Je souhaite attirer l'attention de Mme la garde des sceaux sur l'impuissance des maires face aux demandes de mariage impliquant des étrangers en situation irrégulière.
Dans sa décision du 20 novembre 2003, le Conseil constitutionnel a jugé que la liberté du mariage est un principe fondamental et une composante « de la liberté individuelle protégée par les articles 2 et 4 de la déclaration des droits de l'Homme et du citoyen de 1789 ». De ce fait, le respect de ce principe «s'oppose à ce que le caractère irrégulier du séjour d'un étranger fasse obstacle, par lui-même, au mariage de l'intéressé ».
C'est là que le bât blesse et que les principes se heurtent malheureusement à la réalité. Naturellement, il n'est pas question pour moi de remettre en cause les composantes de la liberté individuelle. Quant à la décision du Conseil constitutionnel, elle s'impose à toutes les autorités publiques et ne peut faire l'objet d'aucun recours.
Toutefois – et je l'ai écrit récemment au Président du Conseil Constitutionnel – cette décision est choquante car elle est appliquée par les tribunaux de façon absolue et sans discernement.
Ainsi, comme beaucoup de maires, et peut-être, monsieur le ministre, comme vous-même à Palaiseau, j'ai été récemment confronté à un mariage où l'un des futurs époux était en situation irrégulière. Et surtout il était manifeste pour tout le monde – sauf peut-être malheureusement pour la future mariée – que la motivation première du futur époux n'était pas l'amour mais l'intérêt, celui d'obtenir un titre de séjour voire, au bout d'un certain temps de vie commune, une carte de résident ou, pourquoi pas, la nationalité française !
Estimant que c'était mon devoir, pour la première fois depuis vingt-quatre ans que je suis maire, j'ai aussitôt signalé cet état de fait au tribunal de grande instance d'Amiens – je ne désespère pas de pouvoir le faire à l'avenir au TGI de Péronne, dont j'attends avec impatience la réouverture –, mais on m'a opposé la décision du Conseil constitutionnel.
Je suis respectueux de la loi et le mariage a donc été célébré.
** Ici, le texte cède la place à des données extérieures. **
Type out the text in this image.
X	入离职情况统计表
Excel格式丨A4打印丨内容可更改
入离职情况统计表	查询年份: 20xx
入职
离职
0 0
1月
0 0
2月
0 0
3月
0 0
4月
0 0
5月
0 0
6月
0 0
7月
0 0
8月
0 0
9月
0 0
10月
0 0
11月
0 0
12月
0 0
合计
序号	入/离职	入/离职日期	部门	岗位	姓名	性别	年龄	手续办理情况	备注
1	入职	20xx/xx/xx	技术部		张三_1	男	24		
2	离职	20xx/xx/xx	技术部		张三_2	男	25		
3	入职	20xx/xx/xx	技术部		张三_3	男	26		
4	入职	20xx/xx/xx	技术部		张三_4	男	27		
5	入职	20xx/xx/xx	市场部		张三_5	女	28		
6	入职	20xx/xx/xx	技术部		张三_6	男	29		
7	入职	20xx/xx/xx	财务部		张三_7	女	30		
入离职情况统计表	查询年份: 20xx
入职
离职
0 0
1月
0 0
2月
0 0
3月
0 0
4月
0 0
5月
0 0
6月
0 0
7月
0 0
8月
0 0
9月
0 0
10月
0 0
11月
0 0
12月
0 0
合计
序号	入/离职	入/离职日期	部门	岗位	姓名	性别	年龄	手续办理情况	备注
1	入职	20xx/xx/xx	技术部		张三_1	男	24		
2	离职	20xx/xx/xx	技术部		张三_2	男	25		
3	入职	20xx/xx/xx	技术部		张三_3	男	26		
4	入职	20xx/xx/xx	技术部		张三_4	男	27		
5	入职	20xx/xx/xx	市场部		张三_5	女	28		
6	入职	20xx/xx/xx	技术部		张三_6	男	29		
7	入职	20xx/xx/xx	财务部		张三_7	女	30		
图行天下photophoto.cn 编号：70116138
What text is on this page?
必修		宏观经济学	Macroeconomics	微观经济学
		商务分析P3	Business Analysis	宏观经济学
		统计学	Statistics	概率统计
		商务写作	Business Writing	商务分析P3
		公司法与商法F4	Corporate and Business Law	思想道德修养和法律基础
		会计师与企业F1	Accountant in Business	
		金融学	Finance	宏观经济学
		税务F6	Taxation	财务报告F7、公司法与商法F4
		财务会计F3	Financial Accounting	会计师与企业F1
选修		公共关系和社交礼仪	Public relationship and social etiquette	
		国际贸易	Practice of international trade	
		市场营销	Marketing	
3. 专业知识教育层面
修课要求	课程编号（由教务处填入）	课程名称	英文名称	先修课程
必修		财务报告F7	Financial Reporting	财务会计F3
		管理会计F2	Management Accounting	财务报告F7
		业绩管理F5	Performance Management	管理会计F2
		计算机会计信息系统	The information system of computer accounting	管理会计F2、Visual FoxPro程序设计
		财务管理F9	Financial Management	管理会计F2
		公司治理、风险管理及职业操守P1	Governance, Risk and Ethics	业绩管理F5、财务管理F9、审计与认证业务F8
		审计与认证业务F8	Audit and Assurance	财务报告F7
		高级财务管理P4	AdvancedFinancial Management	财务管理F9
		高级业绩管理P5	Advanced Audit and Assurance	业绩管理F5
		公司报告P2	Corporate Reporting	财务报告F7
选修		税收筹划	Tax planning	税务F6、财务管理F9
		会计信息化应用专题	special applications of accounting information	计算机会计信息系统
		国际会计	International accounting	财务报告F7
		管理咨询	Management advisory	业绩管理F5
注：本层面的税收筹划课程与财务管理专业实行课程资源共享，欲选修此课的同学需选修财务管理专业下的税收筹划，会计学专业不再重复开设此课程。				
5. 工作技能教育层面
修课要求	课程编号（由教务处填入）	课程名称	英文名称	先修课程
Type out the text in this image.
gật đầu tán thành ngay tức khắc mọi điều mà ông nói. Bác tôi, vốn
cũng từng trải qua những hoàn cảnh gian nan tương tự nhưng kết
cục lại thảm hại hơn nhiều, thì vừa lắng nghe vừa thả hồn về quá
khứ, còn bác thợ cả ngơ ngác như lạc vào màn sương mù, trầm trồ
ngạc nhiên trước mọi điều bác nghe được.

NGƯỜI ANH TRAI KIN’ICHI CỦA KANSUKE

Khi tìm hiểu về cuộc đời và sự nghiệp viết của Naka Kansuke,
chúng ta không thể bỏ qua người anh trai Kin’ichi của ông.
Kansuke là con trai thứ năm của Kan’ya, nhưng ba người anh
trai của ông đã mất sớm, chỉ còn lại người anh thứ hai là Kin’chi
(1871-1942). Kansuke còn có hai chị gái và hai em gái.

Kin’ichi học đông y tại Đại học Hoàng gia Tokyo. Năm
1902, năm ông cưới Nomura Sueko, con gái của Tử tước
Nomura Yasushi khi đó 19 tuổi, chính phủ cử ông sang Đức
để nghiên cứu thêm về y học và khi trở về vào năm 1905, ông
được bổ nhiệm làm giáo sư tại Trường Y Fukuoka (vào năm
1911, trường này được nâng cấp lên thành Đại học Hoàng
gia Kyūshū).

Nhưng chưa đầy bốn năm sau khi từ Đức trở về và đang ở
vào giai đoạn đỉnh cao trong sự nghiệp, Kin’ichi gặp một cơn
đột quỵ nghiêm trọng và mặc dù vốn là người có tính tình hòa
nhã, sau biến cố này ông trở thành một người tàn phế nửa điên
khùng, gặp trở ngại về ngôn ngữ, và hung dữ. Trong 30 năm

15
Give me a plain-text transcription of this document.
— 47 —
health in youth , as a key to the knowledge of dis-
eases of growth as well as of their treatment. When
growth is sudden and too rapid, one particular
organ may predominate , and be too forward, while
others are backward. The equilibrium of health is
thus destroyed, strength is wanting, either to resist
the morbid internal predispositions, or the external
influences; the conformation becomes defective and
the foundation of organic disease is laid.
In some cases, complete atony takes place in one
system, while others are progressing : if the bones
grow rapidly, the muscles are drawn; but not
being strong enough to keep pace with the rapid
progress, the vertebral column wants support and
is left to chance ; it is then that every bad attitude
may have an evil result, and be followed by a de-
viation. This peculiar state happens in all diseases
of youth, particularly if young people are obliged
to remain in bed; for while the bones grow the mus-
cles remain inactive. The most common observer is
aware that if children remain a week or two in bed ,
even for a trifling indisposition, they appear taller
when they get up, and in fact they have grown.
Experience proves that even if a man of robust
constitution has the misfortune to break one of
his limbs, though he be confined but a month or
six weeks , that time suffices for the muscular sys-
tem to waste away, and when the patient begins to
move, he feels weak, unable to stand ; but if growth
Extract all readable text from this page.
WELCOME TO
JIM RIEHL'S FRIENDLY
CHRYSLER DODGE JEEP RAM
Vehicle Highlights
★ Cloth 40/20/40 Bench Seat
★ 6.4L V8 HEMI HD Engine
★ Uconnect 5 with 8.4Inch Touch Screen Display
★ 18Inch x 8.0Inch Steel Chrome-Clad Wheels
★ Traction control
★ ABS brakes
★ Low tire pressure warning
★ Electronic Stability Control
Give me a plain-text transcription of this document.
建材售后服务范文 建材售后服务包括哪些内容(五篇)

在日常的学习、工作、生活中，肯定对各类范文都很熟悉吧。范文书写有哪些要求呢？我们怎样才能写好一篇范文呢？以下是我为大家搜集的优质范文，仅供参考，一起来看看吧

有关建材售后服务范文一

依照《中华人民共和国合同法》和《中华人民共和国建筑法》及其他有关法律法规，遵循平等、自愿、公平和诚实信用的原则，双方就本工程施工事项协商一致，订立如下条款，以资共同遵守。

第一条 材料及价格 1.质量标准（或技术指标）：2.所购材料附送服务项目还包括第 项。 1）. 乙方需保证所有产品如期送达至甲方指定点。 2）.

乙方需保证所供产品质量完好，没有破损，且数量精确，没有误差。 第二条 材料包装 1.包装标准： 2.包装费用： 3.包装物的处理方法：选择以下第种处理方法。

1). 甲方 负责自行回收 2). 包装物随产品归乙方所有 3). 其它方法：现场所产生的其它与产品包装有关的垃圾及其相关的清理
Comme c'était prévisible, il n'a fallu que très peu de temps pour que le nouvel époux, ayant obtenu ce qu'il voulait, oublie totalement les sentiments qui soi-disant l'animaient. « Bien mal acquis ne profite jamais »… Le proverbe, si l'on se réfère à cet exemple concret, n'est pas exact !
Monsieur le ministre, ce genre de situation est absolument incompréhensible pour les maires, mais aussi pour nos concitoyens. Personne ne peut comprendre que nous ne puissions légitimement, dans ces circonstances précises, refuser de célébrer le mariage !
Vous me répondrez que des poursuites peuvent toujours être engagées ultérieurement. Mais cela n'enlève rien au caractère choquant de la situation.
Je vous demande donc de me donner votre point de vue sur cette question et de me préciser les moyens dont dispose un maire pour s'opposer à ce cas de figure.